1.3 [appellanten] hebben daartegen tevergeefs spoedappel ingesteld; in zijn arrest van 20 april 2010 heeft dit hof de overwegingen van de kantonrechter overgenomen en daaraan het navolgende toegevoegd:
“Daargelaten wat de aanleiding is geweest voor het conflict tussen [appellant] en [appellante] enerzijds en de omwonenden anderzijds, uit de door Actium bij inleidende dagvaarding overgelegde producties, in onderling verband en samenhang bezien, komt duidelijk naar voren dat Actium vanaf 2007 met regelmaat klachten heeft ontvangen omtrent door [appellant] en [appellante] en hun honden veroorzaakte overlast voor de buurt(bewoners). Dat die klachten betrekking hadden op ernstige en niet te tolereren gedragingen van [appellant] en [appellante], blijkt voorshands evenzeer genoegzaam uit de betreffende producties. Het had op de weg van [appellant] en [appellante] gelegen de door Actium in overvloed geproduceerde bewijsmiddelen (waaronder een groot aantal bij een notaris onder ede afgelegde verklaringen van buurtbewoners) te ontzenuwen door de eigen stellingen eveneens met bewijsstukken te onderbouwen, zulks mede gelet op het feit dat de kort geding procedure zich niet leent voor het horen van getuigen. Het hof moet echter vaststellen dat [appellant] en/of [appellante] weliswaar in eerste aanleg een groot aantal producties hebben overgelegd, doch dat zich onder die producties niet één verklaring bevindt van een omwonende of een anderszins betrokken derde waaruit steun kan worden geput voor de door [appellant] en [appellante] betrokken stellingen en gevoerde verweren. De wel door [appellant] en/of [appellante] overgelegde producties ondersteunen weliswaar de stellingen dat de buurt zich ook jegens hen niet onbetuigd heeft gelaten, maar poetsen de aantijgingen van door [appellant] en [appellante] veroorzaakte ernstige en – ondanks waarschuwingen – herhaalde overlast die ontruiming in kort geding rechtvaardigt, allerminst weg.”

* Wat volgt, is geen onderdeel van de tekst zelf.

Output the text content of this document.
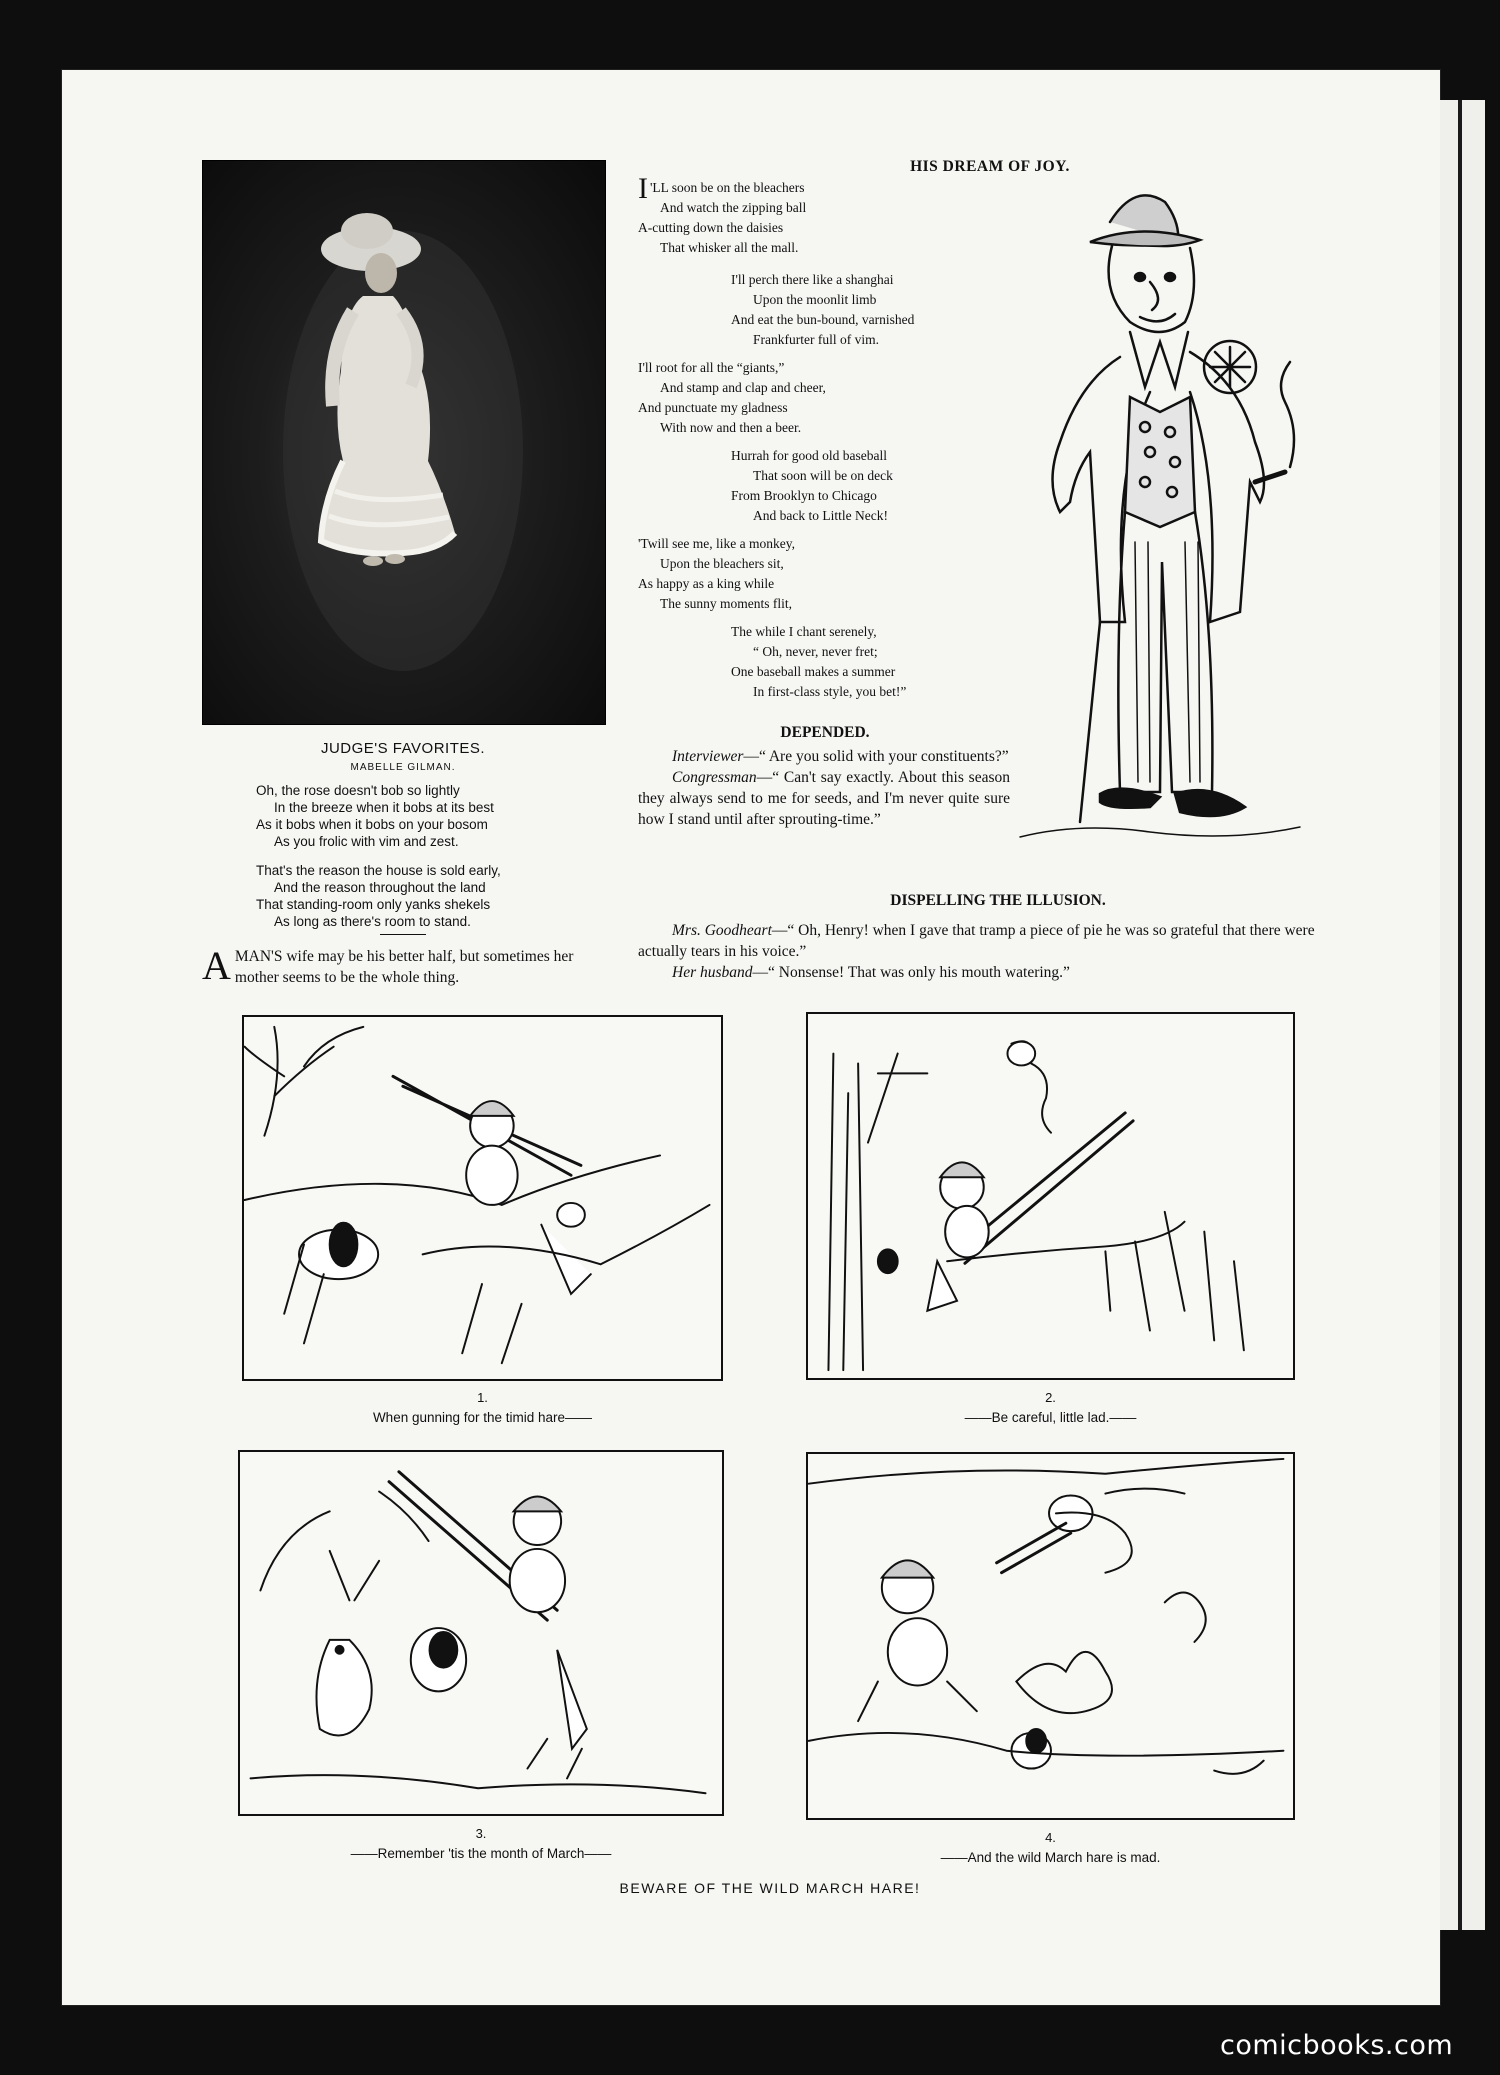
JUDGE'S FAVORITES.
MABELLE GILMAN.
Oh, the rose doesn't bob so lightly
In the breeze when it bobs at its best
As it bobs when it bobs on your bosom
As you frolic with vim and zest.
That's the reason the house is sold early,
And the reason throughout the land
That standing-room only yanks shekels
As long as there's room to stand.
AMAN'S wife may be his better half, but sometimes her mother seems to be the whole thing.
HIS DREAM OF JOY.
I 'LL soon be on the bleachers
And watch the zipping ball
A-cutting down the daisies
That whisker all the mall.
I'll perch there like a shanghai
Upon the moonlit limb
And eat the bun-bound, varnished
Frankfurter full of vim.
I'll root for all the “giants,”
And stamp and clap and cheer,
And punctuate my gladness
With now and then a beer.
Hurrah for good old baseball
That soon will be on deck
From Brooklyn to Chicago
And back to Little Neck!
'Twill see me, like a monkey,
Upon the bleachers sit,
As happy as a king while
The sunny moments flit,
The while I chant serenely,
“ Oh, never, never fret;
One baseball makes a summer
In first-class style, you bet!”
DEPENDED.

Interviewer—“ Are you solid with your constituents?”

Congressman—“ Can't say exactly. About this season they always send to me for seeds, and I'm never quite sure how I stand until after sprouting-time.”

DISPELLING THE ILLUSION.

Mrs. Goodheart—“ Oh, Henry! when I gave that tramp a piece of pie he was so grateful that there were actually tears in his voice.”

Her husband—“ Nonsense! That was only his mouth watering.”

1.
When gunning for the timid hare——
2.
——Be careful, little lad.——
3.
——Remember 'tis the month of March——
4.
——And the wild March hare is mad.
BEWARE OF THE WILD MARCH HARE!
comicbooks.com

1.4 [appellanten] hebben de woning in februari 2010 verlaten. Op 19 februari 2010 hebben zij twee keer afval naar het zogenoemde brengstation in Roden gebracht.
De gemeente [gemeente] heeft Actium op 24 maart 2010 een bedrag van
€ 257,91 gefactureerd voor het ophalen van 5m3 grof vuil. Op de bijgevoegde acceptgiro is vermeld dat het gaat om “grof vuil [adres] te [plaats]”. Aannemersbedrijf [aannemersbedrijf] B.V heeft Actium € 219,- exclusief BTW in rekening gebracht als "loon week 8" van [werknemer] betreffende werk aan [adres] te [plaats]. Actium heeft [appellanten] (inclusief BTW) het saldo van
€ 518,52 in rekening gebracht. Dit bedrag is tot op heden niet betaald.
1.5 [appellanten] wonen inmiddels elders. Zij hebben nog een huurachterstand bij Actium van € 237,93.
1.6 Aan [adres] te [plaats] bevindt zich een duivenhok dat aan [appellanten] toebehoort. Actium heeft hen laten weten dat zij dit duivenhok door derden mogen laten ophalen.